Un mundo donde políticos que deberían comportarse como seres humanos, con dignidad y ética, tan solo piensan en alimentar las emociones ligadas al odio, que les son más rentables
Bauman recurre a un texto de Italo Calvino, que encontramos en Las ciudades invisibles, que es el más certero diagnóstico del desprestigio que la utopía ha alcanzado en esta sociedad de cazadores y presas; El infierno de los vivos no es algo por venir; hay uno, el que ya existe aquí, el infierno que habitamos todos los días, que formamos estando juntos. Hay dos maneras de no sufrirlo. La primera es fácil para muchos: aceptar el infierno y volverse parte de él hasta el punto de dejar de verlo. La segunda está llena de riesgos, y exige atención y aprendizaje continuos: buscar y saber quién y qué, en medio del infierno, no es infierno, y hacer que dure, y dejarle espacio. Pocos siguen esta segunda opción, solo hay que ver la indiferencia, cuando no el desprecio y odio, con el que asistimos incólumes al infierno vivido por esos migrantes del Open Arms. Un mundo donde políticos que deberían comportarse como seres humanos, con dignidad y ética, tan solo piensan en alimentar las emociones ligadas al odio, que les son más rentables.

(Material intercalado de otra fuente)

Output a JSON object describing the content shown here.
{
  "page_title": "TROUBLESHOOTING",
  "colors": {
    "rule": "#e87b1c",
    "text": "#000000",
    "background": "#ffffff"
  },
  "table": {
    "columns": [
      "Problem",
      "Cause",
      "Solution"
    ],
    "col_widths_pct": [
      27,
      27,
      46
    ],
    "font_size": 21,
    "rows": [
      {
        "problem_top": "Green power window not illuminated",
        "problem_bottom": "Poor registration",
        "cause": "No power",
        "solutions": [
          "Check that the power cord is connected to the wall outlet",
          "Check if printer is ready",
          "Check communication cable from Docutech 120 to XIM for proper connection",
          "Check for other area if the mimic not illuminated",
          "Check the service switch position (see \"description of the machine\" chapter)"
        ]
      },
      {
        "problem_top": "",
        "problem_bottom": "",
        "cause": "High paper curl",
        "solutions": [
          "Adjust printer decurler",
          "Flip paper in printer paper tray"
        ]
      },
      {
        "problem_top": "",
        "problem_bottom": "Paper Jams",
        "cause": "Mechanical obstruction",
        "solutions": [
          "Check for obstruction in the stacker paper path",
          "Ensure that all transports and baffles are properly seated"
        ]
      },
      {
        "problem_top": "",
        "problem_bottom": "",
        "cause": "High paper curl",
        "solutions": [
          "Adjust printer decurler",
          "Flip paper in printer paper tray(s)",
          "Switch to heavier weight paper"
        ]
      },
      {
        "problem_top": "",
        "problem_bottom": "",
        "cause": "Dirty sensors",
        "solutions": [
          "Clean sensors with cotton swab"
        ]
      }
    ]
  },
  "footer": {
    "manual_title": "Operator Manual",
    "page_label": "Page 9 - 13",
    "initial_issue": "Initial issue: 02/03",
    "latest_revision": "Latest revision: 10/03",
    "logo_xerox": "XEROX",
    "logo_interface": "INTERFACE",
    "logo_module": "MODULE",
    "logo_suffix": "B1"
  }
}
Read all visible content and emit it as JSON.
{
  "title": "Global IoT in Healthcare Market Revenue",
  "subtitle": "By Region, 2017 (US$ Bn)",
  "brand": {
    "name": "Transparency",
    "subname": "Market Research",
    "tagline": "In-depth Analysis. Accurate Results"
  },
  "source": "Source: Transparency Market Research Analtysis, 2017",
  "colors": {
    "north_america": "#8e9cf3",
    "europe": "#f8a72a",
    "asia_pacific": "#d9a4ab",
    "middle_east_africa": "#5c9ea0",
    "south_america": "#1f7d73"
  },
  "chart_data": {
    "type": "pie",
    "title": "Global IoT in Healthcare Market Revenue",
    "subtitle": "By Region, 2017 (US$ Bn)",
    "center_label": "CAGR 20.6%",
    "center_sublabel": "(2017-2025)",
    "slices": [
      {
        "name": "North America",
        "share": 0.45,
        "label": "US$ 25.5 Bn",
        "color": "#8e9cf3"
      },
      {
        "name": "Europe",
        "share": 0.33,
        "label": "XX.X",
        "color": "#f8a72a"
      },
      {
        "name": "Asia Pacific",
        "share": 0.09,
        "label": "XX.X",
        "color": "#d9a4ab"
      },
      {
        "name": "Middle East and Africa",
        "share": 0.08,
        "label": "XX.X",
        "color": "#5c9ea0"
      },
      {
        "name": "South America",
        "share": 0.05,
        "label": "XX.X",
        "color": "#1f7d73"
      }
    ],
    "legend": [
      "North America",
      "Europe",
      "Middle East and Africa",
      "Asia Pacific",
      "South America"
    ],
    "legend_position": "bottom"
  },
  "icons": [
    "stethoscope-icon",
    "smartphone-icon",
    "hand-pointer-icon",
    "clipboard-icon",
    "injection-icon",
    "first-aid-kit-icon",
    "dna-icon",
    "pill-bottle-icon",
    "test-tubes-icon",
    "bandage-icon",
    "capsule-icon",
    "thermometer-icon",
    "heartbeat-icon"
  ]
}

Qué sentido tiene alimentar por el contrario la reflexión, y las emociones ligadas a la tolerancia y la solidaridad, si no parecen repercutir en beneficio de sus ambiciones políticas. Un mundo feliz donde tan solo quedan tres papeles que jugar; o ser presas, o ser cazadores, o seguir la opción sugerida por Calvino, y rebelarnos desgarrando el placentero y falso velo de la infeliz felicidad que nos ciega.